歌詞では右大臣と呼ばれていますが、実際の左大臣・右大臣は高位の者なので弓矢を持つことはありません。この人形は平安時代以降の役職で、貴族が外出するときに警護する近衛府の官人「随身」と言われ、正しい官職は「近衛中将」または「少将」です。

この随身は神社の神門で左右に配置されていることもあるので、なじみのある人も多いはず。神社ですと「随神」と名前を変え、神社に向かって左が「矢大臣(櫛磐間戸神〈くしいわまとのみこと〉)」、右が「左大神(豊磐間戸神〈とよいわまとのみこと〉)」です。

この二神は天照大神が天石窟から出た後、再び使われないように守る門番です。

また、配置にも注意です。雛飾りですと向かって右が赤ら顔のおじいさん。

歌詞に「赤い顔して右大臣」とあり、一見正しいように思えるのですが、宮中の配置はすべて「天皇から見た」呼称ですので、歌詞は「左大臣」にしなければ整合性が合いません。「右近の橘・左近の桜」はきちんと「男雛から見た」配置になっています。

ちなみに右より左の方が上位にあるという考えがあります。なので年配の左大臣が、若者の右大臣よりも高位です。

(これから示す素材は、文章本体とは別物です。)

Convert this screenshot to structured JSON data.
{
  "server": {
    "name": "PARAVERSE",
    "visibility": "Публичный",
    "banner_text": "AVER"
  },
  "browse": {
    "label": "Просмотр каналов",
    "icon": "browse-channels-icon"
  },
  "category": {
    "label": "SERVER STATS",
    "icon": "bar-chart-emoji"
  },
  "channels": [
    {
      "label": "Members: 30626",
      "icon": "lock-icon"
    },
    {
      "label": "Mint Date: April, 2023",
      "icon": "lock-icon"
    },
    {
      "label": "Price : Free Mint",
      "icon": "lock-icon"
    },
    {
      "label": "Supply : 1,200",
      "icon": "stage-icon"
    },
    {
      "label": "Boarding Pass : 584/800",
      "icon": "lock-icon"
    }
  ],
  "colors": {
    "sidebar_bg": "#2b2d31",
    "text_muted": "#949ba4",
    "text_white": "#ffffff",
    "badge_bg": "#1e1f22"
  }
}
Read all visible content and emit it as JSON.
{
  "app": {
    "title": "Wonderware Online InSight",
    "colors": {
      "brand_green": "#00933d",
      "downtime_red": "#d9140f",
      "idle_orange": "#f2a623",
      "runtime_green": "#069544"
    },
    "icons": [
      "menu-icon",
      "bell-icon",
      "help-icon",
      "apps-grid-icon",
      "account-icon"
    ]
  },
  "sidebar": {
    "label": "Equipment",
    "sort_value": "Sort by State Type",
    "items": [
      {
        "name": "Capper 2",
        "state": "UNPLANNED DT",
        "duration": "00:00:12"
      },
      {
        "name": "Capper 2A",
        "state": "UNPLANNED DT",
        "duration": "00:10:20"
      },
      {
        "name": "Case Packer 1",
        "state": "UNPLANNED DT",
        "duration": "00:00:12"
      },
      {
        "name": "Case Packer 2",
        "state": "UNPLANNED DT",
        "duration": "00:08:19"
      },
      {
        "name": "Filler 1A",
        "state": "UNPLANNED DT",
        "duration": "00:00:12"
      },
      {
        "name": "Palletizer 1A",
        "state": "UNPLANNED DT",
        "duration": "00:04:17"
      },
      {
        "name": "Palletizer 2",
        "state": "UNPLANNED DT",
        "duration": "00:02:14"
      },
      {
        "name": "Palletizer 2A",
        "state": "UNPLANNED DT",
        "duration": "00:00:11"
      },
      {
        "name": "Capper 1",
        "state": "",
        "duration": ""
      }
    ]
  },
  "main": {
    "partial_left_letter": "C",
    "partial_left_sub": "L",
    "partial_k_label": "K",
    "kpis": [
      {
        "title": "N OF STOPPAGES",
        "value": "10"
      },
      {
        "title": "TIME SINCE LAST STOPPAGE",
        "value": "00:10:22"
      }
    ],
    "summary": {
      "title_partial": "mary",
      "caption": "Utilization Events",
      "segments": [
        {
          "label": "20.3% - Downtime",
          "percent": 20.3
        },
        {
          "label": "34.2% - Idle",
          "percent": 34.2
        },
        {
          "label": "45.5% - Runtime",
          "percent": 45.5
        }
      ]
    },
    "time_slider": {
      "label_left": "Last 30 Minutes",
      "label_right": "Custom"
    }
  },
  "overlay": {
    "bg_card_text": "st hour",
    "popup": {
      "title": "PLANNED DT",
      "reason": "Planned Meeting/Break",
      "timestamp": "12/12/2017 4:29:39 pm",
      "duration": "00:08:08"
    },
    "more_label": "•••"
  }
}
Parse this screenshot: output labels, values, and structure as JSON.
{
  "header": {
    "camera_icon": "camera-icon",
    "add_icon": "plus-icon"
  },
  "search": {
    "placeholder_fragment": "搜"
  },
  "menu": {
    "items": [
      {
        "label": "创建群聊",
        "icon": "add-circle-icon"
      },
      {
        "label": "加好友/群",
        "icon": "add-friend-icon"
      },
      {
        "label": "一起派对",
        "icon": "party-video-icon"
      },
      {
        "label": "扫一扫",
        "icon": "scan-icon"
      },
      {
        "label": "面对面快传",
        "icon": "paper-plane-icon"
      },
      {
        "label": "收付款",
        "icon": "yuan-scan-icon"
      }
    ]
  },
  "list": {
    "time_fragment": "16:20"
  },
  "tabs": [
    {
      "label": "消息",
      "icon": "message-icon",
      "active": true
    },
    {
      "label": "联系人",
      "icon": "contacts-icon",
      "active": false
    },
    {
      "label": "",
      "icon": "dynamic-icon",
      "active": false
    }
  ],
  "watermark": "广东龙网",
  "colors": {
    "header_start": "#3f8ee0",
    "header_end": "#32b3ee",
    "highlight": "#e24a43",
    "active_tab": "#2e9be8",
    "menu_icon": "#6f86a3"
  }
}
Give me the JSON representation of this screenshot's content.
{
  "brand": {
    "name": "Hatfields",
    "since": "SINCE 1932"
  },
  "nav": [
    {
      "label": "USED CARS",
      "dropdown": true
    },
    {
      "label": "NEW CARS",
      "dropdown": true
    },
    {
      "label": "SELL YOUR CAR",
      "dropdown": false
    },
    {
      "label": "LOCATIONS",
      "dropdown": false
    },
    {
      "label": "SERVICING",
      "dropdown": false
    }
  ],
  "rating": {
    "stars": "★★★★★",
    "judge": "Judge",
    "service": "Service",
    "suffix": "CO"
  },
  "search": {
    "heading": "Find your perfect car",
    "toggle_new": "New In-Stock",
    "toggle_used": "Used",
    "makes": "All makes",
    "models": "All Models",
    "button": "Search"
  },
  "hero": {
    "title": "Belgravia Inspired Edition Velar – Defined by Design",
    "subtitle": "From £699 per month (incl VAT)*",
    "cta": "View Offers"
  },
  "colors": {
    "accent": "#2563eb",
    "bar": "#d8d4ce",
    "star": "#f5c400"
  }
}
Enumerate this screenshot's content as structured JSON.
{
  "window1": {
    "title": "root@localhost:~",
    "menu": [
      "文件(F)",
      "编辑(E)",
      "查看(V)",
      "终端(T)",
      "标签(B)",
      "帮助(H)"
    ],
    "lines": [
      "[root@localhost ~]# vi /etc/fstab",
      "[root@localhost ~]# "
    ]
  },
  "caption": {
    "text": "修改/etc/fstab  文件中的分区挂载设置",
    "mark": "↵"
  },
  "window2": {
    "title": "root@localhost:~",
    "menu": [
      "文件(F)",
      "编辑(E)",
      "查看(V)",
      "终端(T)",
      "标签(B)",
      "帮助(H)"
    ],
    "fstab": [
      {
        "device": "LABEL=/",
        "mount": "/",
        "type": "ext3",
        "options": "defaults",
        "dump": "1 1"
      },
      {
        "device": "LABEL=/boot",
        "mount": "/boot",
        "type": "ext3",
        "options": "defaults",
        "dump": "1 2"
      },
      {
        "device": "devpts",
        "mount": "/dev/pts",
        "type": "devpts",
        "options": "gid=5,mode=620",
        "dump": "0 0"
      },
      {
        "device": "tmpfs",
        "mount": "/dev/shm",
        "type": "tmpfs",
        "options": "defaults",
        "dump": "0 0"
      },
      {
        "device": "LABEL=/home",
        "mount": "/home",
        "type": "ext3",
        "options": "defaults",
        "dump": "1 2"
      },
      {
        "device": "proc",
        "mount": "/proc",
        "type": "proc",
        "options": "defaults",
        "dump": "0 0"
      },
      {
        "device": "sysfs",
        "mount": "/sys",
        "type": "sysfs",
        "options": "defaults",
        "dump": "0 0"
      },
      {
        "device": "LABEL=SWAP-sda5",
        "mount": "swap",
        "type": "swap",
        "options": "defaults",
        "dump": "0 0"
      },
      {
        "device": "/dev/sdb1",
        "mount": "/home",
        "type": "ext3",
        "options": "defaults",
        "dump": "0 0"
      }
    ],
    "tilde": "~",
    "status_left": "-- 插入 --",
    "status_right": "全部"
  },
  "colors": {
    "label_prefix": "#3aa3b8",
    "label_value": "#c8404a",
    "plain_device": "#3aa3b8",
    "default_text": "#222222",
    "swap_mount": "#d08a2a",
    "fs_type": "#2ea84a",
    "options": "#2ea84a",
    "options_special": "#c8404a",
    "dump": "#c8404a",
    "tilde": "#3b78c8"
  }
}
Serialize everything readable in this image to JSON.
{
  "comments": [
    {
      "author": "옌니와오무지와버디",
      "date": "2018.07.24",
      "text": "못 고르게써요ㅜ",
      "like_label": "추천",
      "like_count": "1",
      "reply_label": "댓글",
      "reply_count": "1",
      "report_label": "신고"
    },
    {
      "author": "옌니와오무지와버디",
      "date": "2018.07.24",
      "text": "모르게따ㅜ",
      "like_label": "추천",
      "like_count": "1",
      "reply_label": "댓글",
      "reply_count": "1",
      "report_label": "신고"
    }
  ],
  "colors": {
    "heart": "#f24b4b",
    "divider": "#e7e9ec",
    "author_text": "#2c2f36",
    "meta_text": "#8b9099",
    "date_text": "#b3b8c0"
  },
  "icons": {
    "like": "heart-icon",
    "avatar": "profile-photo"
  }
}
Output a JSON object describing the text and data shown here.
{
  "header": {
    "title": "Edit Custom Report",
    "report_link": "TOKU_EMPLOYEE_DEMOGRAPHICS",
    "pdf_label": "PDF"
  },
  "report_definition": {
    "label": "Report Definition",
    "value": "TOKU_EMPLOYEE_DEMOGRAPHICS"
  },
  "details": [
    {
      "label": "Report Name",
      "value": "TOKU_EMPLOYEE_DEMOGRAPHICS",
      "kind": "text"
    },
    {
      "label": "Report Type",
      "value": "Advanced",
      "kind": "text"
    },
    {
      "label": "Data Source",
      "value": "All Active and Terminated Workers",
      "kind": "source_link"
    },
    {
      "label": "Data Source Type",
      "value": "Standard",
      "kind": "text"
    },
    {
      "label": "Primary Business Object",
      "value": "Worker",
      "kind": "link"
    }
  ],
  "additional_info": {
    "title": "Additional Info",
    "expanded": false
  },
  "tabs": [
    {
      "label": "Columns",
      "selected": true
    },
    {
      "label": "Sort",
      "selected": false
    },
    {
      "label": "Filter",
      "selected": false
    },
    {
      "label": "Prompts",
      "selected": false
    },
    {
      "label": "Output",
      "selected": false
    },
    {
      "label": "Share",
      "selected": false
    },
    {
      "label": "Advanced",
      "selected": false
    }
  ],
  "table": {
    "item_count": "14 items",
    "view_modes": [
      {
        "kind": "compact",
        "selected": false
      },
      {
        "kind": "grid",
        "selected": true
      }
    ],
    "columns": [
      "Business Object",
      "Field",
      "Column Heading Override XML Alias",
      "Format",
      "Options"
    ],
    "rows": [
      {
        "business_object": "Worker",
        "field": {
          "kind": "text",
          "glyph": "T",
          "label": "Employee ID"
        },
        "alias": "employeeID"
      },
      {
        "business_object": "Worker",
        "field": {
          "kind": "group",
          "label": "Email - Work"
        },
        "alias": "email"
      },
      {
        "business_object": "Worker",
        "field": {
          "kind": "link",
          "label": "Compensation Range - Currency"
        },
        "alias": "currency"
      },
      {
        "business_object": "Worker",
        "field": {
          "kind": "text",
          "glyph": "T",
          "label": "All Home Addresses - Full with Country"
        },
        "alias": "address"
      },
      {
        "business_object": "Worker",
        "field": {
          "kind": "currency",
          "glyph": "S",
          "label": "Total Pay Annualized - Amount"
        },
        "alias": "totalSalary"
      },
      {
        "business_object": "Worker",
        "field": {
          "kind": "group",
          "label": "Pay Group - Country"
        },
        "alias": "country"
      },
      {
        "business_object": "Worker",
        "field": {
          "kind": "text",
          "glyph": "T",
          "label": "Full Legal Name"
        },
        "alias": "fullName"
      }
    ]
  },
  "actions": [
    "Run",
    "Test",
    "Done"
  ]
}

それなのに「お酒飲んじゃった?」と疑われちゃったんですね。

男雛はなぜ右?

では男雛は右(向かって左)に座るのかというと、それは大正天皇が西洋のしきたりにならったから。本来は天皇は左、皇后は右にいらっしゃいましたが、大正天皇以降、天皇陛下はいつも右に立つようになったため、男雛を右(向かって左)にすることが一般的となったとか。

うーん、ややこしい!

広く庶民に広がったのは江戸後期以降と言われる雛飾り。歴史をひもとくとまだまだトリビアがありそうです。